Hester blushed prettily.

"You have given us a good deal already, Craig. We would have been satisfied with the smaller homestead."

"Shucks!" returned Harding. "I don't give what I can't afford. You and Fred have helped to put me where I am, and I'd have felt mean if I hadn't given you a good start off when I'm going to spend money recklessly on another plan. Now that all I need for the summer's paid for, I've been doing some figuring."

"Ah!
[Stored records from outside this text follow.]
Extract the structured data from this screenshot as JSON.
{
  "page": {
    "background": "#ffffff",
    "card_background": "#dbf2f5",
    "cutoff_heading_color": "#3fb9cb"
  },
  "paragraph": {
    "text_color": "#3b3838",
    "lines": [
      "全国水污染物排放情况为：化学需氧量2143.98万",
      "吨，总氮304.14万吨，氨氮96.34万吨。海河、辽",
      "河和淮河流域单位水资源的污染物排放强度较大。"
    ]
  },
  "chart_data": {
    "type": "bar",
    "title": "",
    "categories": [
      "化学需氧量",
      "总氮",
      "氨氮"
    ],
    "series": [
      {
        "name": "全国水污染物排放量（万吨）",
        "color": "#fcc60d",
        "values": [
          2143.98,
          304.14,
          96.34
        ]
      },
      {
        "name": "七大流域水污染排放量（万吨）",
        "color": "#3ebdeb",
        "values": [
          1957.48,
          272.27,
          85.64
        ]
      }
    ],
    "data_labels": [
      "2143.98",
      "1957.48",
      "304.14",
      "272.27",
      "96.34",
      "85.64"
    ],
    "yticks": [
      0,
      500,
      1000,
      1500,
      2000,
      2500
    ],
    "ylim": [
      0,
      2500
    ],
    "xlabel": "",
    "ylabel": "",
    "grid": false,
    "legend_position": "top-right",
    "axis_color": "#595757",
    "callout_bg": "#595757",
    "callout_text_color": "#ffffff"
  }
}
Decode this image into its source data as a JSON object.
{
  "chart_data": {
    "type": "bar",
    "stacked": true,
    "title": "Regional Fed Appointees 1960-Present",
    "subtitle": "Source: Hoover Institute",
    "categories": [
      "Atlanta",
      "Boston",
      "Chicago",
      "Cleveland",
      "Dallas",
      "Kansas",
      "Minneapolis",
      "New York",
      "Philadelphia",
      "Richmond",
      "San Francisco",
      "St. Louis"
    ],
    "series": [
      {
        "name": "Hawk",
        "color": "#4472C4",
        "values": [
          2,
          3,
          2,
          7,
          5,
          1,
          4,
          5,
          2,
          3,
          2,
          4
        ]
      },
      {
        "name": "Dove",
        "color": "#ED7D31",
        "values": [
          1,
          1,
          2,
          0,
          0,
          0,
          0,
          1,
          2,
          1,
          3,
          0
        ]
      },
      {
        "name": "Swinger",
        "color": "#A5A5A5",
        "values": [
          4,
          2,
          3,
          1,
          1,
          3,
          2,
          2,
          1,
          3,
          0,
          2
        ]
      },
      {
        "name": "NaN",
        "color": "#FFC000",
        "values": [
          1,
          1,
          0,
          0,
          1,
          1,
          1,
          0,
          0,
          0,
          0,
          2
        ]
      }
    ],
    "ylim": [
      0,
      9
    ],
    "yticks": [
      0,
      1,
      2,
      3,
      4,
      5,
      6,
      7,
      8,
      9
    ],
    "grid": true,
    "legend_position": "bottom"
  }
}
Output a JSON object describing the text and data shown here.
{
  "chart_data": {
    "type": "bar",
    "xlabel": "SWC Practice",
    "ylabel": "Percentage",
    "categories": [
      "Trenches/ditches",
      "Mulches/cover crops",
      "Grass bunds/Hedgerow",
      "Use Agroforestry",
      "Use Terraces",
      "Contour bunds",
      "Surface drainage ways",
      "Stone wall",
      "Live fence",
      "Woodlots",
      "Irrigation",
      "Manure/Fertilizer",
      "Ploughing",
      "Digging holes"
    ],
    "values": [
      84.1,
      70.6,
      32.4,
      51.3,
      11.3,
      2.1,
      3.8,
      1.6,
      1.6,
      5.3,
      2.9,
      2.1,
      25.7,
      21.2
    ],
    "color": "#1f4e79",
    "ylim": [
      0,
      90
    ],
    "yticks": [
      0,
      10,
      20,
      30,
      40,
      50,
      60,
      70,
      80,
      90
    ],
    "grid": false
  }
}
You think of buying some of the Allenwood land?"

"Yes," he said gravely. "It will be a strain, but now's the time, when the falling markets will scare off buyers. I hate to see things go to pieces, and they want a man to show them how the settlement should be run. They have to choose between me and the mortgage broker. It will cost me a tough fight to beat him, but I think I see my way."

"But what about Colonel Mowbray?"

"He's the trouble. I surely don't know what to do with him; but I guess he'll have to be satisfied with moral authority. I might leave him that."